Migrating from One Hadoop Cluster to Another
When migrating from one cluster to another, (e.g., from a QA to a production cluster) you must update all the paths in the Datameer database (DB) which point to the new cluster.
Follow these steps to move your data:
- Stop Datameer.
Move all your data from the old cluster to the new cluster. The best way to do this is using the Hadoop distcp tool.

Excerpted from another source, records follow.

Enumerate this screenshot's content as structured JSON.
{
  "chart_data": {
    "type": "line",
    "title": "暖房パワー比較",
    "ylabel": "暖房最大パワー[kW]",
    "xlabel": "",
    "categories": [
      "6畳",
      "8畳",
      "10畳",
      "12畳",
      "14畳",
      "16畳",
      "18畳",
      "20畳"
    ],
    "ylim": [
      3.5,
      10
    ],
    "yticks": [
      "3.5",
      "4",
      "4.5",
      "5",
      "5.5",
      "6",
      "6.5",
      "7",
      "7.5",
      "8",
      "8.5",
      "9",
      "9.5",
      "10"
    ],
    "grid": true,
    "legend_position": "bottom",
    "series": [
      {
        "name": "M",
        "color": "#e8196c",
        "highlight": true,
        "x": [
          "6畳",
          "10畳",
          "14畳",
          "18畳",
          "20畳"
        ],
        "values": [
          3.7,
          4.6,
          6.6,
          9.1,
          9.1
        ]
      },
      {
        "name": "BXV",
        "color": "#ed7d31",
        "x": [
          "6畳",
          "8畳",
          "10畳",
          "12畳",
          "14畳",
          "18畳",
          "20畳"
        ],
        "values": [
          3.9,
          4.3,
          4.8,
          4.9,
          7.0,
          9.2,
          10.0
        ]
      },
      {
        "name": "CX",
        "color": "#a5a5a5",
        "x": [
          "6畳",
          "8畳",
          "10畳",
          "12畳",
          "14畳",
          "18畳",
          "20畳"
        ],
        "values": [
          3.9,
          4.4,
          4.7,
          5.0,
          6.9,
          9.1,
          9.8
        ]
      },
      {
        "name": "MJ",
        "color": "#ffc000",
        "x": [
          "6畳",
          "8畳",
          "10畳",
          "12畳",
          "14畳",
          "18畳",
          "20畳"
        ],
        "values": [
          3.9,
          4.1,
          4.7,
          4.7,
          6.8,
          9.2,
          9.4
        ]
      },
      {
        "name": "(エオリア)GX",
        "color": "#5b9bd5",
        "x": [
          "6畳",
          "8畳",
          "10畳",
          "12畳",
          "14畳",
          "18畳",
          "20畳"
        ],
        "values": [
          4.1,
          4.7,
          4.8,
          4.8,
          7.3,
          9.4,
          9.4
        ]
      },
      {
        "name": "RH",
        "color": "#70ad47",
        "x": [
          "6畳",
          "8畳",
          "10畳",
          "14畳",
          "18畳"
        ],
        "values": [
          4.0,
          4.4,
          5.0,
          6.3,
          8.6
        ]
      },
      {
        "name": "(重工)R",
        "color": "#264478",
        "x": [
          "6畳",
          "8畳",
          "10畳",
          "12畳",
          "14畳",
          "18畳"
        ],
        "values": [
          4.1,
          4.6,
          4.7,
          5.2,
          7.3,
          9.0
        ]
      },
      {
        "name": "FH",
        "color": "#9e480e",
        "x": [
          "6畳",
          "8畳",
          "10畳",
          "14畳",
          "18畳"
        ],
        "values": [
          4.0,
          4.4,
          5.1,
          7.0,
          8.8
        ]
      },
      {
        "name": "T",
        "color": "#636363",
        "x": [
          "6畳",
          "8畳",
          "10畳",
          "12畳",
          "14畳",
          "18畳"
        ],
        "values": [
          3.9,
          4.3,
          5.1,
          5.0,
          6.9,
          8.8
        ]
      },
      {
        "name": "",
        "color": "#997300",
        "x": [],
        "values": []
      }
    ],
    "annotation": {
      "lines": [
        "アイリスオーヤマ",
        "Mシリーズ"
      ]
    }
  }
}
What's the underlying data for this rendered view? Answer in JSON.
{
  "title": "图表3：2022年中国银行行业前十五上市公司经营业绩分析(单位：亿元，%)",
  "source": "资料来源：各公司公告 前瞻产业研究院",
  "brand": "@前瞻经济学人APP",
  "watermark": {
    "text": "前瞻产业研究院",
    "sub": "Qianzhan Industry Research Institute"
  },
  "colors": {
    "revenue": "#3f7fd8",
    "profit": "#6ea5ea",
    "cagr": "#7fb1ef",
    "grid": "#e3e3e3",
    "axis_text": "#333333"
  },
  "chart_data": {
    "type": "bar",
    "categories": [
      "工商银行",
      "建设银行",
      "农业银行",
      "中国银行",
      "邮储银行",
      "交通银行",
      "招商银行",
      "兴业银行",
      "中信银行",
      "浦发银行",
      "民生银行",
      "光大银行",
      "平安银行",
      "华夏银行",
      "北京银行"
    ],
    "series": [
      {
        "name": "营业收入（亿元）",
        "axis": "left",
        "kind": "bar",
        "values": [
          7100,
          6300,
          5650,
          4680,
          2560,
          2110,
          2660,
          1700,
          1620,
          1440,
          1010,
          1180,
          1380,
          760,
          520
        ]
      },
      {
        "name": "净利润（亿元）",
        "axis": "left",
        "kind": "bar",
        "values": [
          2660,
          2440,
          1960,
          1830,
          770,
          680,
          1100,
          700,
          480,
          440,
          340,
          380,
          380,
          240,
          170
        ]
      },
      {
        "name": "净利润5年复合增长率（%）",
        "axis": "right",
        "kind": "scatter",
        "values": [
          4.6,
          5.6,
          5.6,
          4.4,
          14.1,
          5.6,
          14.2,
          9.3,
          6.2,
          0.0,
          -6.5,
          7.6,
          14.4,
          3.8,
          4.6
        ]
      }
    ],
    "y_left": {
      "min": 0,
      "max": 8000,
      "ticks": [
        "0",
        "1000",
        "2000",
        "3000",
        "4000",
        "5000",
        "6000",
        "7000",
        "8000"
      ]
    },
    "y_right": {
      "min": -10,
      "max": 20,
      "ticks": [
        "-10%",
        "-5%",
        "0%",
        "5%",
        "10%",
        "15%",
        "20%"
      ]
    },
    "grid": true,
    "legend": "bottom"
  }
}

hadoop distcp hdfs://old.cluster:9000/old-root-path hdfs://new.cluster:9000/new-root-path
Make a backup of the Datameer DB.
mysqldump [-h <dbhost>] -u dap dap -p > das-backup.dmp
Check if the backup was created successfully:
head -n 50 das-backup.dmp
Update the paths to the new location in the Datameer DB:
bin/update_paths.sh hdfs://old.cluster:9000/old-root-path hdfs://new.cluster:9000/new-root-path
If the Datameer DB differs from the settings in
conf/default.properties
, you can pass the corresponding parameters to the update tool:bin/update_paths.sh -h <dbhost> -o <dbport> -n <dbname> -u <dbuser> -p <dbpassword> hdfs://old.cluster:9000/old-root-path hdfs://new.cluster:9000/new-root-path
After the above steps you need to update the cluster settings in Datameer:
- Restart Datameer.
- Update the Datameer cluster settings by clicking the Admin tab at the top of the page, then click Hadoop Cluster in the column on the left.
- Click Edit, then update the settings as needed.
- Click Save.
If the user running this utility doesn't have permissions to write to /tmp
, then set the TMPJ environment variable to designate another path.